Note that the phase is always $\pi$ at dc ($\omega=0$ ), meaning each allpass section inverts at dc. Also, at $\omega=\infty$ (remember we're talking about analog here), we get a phase of zero. In between, the phase falls from $\pi$ to 0 as frequency goes from 0 to $\infty$ . In particular, at $\omega=\omega_b$ , the phase has fallen exactly half way, to $\pi /2$ . We will call $\omega=\omega_b$ the break frequency of the allpass section.^9.23

Figure 8.24a shows the phase responses of four first-order analog allpass filters with $\omega_b$ set to $2\pi[100,200,400,800]$ . Figure 8.24b shows the resulting normalized amplitude response for the phaser, for $g=1$ (unity feedfoward gain). The amplitude response has also been normalized by dividing by 2 so that the maximum gain is 1. Since there is an even number (four) of allpass sections, the gain at dc is $[1+(-1)(-1)(-1)(-1)]/2 = 1$ . Put another way, the initial phase of each allpass section at dc is $\pi$ , so that the total allpass-chain phase at dc is $4\pi$ . As frequency increases, the phase of the allpass chain decreases. When it comes down to $3\pi$ , the net effect is a sign inversion by the allpass chain, and the phaser has a notch. There will be another notch when the phase falls down to $\pi$ . Thus, four first-order allpass sections give two notches. For each notch in the desired response we must add two new first-order allpass sections.

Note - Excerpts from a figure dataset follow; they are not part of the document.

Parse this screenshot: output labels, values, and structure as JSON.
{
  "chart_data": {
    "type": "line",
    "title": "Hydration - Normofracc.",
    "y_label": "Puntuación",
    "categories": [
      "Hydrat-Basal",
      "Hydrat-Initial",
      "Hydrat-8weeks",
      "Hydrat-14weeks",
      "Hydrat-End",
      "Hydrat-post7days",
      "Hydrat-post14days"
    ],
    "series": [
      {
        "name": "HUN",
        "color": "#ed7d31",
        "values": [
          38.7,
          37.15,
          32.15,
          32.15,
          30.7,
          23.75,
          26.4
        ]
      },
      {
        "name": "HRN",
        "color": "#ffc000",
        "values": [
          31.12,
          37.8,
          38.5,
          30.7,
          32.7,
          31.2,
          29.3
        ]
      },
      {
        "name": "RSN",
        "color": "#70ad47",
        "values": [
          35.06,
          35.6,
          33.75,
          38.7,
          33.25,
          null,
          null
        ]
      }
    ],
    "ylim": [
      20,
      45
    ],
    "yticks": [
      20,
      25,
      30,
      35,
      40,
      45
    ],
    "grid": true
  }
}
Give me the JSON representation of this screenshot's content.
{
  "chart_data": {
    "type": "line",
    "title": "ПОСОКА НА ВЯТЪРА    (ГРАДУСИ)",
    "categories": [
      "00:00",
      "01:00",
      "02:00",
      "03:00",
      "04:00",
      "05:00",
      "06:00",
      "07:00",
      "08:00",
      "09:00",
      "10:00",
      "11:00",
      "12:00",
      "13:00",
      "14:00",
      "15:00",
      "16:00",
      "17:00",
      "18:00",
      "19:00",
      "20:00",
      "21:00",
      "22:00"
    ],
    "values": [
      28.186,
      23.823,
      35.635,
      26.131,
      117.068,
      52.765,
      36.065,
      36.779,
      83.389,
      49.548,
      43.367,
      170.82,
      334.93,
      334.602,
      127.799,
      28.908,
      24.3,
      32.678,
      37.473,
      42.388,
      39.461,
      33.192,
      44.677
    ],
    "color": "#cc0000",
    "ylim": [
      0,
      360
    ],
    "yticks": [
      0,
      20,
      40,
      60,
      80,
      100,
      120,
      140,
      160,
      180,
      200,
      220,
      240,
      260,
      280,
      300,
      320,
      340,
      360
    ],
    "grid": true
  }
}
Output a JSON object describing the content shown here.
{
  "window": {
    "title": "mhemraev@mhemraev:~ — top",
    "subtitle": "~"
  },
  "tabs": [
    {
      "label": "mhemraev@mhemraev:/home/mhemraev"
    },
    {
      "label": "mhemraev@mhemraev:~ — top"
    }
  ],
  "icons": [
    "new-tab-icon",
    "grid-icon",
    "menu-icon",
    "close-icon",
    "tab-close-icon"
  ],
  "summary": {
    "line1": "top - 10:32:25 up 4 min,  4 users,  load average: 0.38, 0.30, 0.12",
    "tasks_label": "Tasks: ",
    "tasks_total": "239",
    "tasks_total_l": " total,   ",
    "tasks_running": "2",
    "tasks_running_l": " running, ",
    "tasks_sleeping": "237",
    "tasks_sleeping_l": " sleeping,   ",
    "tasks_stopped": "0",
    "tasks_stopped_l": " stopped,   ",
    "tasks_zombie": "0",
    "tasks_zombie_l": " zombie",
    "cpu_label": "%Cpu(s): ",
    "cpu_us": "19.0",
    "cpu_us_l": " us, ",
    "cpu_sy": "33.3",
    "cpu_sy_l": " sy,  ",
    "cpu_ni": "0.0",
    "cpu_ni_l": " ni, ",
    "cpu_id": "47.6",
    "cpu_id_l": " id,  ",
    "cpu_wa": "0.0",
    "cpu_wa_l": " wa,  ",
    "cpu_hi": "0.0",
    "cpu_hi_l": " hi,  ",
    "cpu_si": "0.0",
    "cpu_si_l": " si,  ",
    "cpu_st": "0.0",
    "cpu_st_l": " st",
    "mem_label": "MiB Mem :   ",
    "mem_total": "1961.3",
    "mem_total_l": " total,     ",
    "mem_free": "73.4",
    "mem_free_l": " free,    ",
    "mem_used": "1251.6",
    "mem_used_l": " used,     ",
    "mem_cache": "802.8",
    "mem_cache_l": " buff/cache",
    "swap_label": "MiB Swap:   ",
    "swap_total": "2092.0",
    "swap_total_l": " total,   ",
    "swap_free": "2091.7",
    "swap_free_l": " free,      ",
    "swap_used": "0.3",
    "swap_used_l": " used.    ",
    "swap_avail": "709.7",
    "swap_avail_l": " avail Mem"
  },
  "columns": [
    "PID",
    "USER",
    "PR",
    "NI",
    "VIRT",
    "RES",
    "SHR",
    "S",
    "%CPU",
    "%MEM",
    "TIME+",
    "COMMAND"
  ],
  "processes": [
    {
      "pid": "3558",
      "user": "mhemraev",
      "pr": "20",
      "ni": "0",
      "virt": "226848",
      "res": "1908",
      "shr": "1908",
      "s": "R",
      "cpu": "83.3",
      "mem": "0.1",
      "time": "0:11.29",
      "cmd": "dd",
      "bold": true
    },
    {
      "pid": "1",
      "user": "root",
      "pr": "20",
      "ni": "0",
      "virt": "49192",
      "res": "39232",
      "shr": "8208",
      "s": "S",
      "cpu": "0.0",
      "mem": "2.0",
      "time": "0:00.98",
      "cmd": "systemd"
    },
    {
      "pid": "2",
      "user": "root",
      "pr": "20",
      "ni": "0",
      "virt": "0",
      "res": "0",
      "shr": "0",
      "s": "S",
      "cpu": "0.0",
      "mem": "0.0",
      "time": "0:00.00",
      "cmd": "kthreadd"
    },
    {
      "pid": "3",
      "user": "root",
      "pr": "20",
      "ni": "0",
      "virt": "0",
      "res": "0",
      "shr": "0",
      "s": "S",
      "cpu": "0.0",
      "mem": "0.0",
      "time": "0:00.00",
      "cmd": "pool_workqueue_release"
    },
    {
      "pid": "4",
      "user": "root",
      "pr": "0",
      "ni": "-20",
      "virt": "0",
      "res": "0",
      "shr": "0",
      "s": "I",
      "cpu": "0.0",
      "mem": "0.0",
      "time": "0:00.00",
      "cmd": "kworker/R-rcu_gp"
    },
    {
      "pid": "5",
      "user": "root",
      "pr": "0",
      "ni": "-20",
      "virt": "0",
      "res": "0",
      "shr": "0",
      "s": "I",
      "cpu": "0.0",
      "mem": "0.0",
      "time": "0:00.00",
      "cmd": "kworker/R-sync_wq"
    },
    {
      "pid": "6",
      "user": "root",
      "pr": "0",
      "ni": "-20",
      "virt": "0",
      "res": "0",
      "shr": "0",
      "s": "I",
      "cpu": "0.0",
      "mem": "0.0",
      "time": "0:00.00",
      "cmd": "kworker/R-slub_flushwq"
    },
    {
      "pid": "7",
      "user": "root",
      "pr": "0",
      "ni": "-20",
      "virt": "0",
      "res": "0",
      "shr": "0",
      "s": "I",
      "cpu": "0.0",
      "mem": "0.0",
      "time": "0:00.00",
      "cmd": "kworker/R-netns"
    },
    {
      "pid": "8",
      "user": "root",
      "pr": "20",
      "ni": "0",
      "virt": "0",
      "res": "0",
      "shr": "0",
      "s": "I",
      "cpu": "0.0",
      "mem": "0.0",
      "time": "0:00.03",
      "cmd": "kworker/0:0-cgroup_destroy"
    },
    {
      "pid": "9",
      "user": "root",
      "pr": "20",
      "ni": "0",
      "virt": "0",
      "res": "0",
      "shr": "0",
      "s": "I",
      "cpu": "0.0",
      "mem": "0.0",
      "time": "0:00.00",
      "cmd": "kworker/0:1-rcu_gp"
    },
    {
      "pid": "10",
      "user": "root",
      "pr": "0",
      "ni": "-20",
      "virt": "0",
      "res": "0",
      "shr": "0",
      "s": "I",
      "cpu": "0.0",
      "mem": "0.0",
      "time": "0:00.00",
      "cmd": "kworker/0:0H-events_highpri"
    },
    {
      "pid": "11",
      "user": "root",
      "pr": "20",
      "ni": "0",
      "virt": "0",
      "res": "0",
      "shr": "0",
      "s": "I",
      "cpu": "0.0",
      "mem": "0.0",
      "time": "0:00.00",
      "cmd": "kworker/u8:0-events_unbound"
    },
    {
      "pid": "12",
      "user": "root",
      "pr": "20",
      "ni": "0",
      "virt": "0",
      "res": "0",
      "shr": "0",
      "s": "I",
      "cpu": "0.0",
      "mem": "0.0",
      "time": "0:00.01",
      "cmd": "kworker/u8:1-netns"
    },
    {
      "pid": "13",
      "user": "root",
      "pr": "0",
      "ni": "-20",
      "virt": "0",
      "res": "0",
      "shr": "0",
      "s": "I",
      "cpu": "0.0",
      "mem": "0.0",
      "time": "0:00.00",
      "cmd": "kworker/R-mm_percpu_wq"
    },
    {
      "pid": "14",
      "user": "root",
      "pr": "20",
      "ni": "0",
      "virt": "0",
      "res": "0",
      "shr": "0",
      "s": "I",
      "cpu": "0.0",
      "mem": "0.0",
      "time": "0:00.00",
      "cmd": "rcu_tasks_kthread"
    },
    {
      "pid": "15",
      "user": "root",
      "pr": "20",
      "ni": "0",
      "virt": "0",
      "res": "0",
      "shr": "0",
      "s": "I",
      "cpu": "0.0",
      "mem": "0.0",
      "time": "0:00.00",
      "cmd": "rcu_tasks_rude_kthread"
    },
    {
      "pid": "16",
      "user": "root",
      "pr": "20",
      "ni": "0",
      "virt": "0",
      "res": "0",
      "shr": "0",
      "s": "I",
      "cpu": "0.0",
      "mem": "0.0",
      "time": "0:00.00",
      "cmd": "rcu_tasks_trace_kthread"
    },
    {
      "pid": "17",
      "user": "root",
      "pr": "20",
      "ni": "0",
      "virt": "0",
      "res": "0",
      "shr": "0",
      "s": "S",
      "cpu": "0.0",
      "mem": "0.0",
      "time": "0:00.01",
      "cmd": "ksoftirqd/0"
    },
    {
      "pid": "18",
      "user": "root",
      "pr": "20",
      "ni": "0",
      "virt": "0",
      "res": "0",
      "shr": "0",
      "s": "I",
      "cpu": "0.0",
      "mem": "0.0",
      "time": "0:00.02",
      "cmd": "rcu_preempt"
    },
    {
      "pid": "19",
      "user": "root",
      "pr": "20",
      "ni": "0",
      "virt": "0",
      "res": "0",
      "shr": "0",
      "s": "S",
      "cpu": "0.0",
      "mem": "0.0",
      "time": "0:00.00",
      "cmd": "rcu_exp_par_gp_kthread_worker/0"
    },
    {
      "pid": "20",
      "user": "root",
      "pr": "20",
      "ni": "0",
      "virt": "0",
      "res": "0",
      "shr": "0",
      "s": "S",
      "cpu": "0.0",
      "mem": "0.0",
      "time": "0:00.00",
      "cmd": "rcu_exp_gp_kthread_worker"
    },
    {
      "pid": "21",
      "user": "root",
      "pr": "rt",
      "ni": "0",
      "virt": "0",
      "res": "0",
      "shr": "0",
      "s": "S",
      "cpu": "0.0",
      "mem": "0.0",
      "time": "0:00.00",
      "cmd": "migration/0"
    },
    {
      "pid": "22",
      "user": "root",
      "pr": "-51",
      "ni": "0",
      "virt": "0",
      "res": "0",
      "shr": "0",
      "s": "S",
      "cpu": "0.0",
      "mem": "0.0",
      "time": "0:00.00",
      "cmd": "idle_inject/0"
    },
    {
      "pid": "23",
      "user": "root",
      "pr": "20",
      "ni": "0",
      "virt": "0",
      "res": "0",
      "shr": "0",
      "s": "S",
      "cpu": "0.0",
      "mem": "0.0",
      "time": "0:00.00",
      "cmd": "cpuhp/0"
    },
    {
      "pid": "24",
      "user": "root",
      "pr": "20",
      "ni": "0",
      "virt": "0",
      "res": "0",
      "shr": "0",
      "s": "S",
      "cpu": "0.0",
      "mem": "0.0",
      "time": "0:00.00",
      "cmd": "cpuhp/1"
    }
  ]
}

Figure 8.24: (a) Phase responses of first-order analog allpass sections with break frequencies at 100, 200, 400, and 800 Hz. (b) Corresponding phaser amplitude response.

From Fig.8.24b, we observe that the first notch is near $f=100$ Hz. This happens to be the frequency at which the first allpass pole ``breaks,'' i.e., $\omega_b=g_1$ . Since the phase of a first-order allpass section at its break frequency is $\pi /2$ , the sum of the other three sections must be approximately $2\pi + \pi/2$ . Equivalently, since the first section has ``given up'' $\pi /2$ radians of phase at $\omega_b=g_1=2\pi100$ , the other three allpass sections combined have given up $\pi /2$ radians as well (with the second section having given up more than the other two).

In practical operation, the break frequencies must change dynamically, usually periodically at some rate.